Preview: 15 MAY, 18:00 - 21:00
Artist talk: 17 MAY, 15.30 - 17.00
16 MAY – 17 MAY
12:00 - 21:00
entrance at Doodle Bar
60 Druid Street
A collection of boundless landscapes, The Atacama Desert is also known as the driest place on our planet. Formed of extra-terrestrial environments, arid grounds and infinitely clear skies, The Atacama holds a unique ability to challenge the perception of those who encounter it.
living and feeling part of this sublime environment enables one to notice our individuality within nature.
This vulnerable body in the bounds of untamed earth.
She cracks our skin dry and creeps her dust into our lungs.
And yet, nothing is as it seems.
The earth seems sharp, strong, hostile even.
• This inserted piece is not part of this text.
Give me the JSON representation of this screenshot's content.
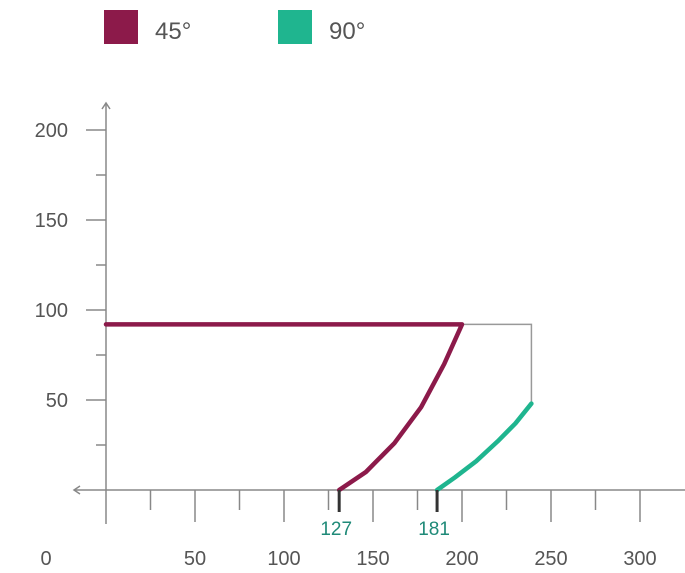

Seemingly indestructible and yet , placing a hand on its scorched soil, it crumbles to dust. The earth is subtle, unlike us or other animals, it remains somewhat silent, even when in pain.
A treasury of mineral resources , The Atacama has attracted mining industries for decades. Today, as the population increases, the demand for resources grows.
We believe that we are shifting to more electrical- ‘ecological’- power sources,
however, in reality these intense rhythms of extraction have allowed the creation of additional grounds for lithium mining. In turn this allows highly exploitative, water demanding industries to abuse the earth to its core without regulation.
Despite this, a rich ecosystem survives.
This is as a result of the knowledge of indigenous communities who fight to protect our planet.
The community of Coyo lives in an Oasis, which they cultivate. On protected land, they not only maintain the ecosystem but also study new, more respectful ways of using the earth’s resources.
Today’s high demand is met with innovative thinking, as well as a true consciousness and gratefulness for the Earth. We can only consume with steadiness.
‘The Driest Place on Earth’ is an exhibition of parallels. Contrasting environments, temperatures and bodies meet on the same earth. The work searches the space that exists between the sourcing and consumption of our products. It is in that space that the disconnection between individuals and the Earth becomes most apparent.
There is something unreachable, untranslatable about the desert. Rather than observed and documented, it is to be felt.
Like the desert, this work aspires to be more than solely observed. It forges a space, where one can mediate on our role within the anthropocene. Where each viewer can feel and respond to their relationship with the earth.
Artist and Curator
Elise Guillaume with the support of La Wayaka Current and the community of Coyo, was privileged to reside three weeks in the Atacama desert to research and develop the work which has led to this exhibition. Deeply concerned with the current state of the environment, she explores industries which exploit Nature- such as the mining or the fishing industry. Her process involves visiting, sometimes infiltrating sites for research and development. As a young woman, she notices similarities between the treatment of Nature and women, leading her to explore this strong relationship between body and Nature. Through photography and audiovisual mediums, she finds links in between these places to create contrasting narratives. Elise is a 2018 graduate from Goldsmiths University and has exhibited internationally. She was selected for the Aesthetica Art Prize 2019 where her work is currently exhibited at the York Art Gallery until 14/7/2019.
Hattie Godfrey is a London based artist, curator and writer. Having watched Elise's work shape and grow whilst studying art alongside her at Goldsmiths, Hattie recognised a mutual drive to create work that reflects on the earth as an organism, a body, as well as question the psychological relationship between our own bodies and the earth's. Concerned with environmental sustainability, artist wellbeing and the use of film as collage, Hattie and Elise forged a strong friendship which now serves as the basis for an exciting working relationship.
Hattie's own work spans performance, installation, film and writing. It endeavours to create a visual language for describing episodes of personal and collective psychological and physical trauma. Each work is like a diagram, unpacking a single moment until it is fully understood or fully exhausted. Days are spent illustrating the link between the way her father takes his tie off and his succeeding mood. A small book is written about why the presence of canapés make her anxious. What emerges is a surreal yet detailed catalog of human experience and emotion. Of illness, of folly, of family and of humiliation. She recently exhibited 'Who Knows Why Prawns Go Barefoot' at De Pimlico Project, is currently writing a feature film about adolescent cows and is doing a masters in Psychology in September 2019.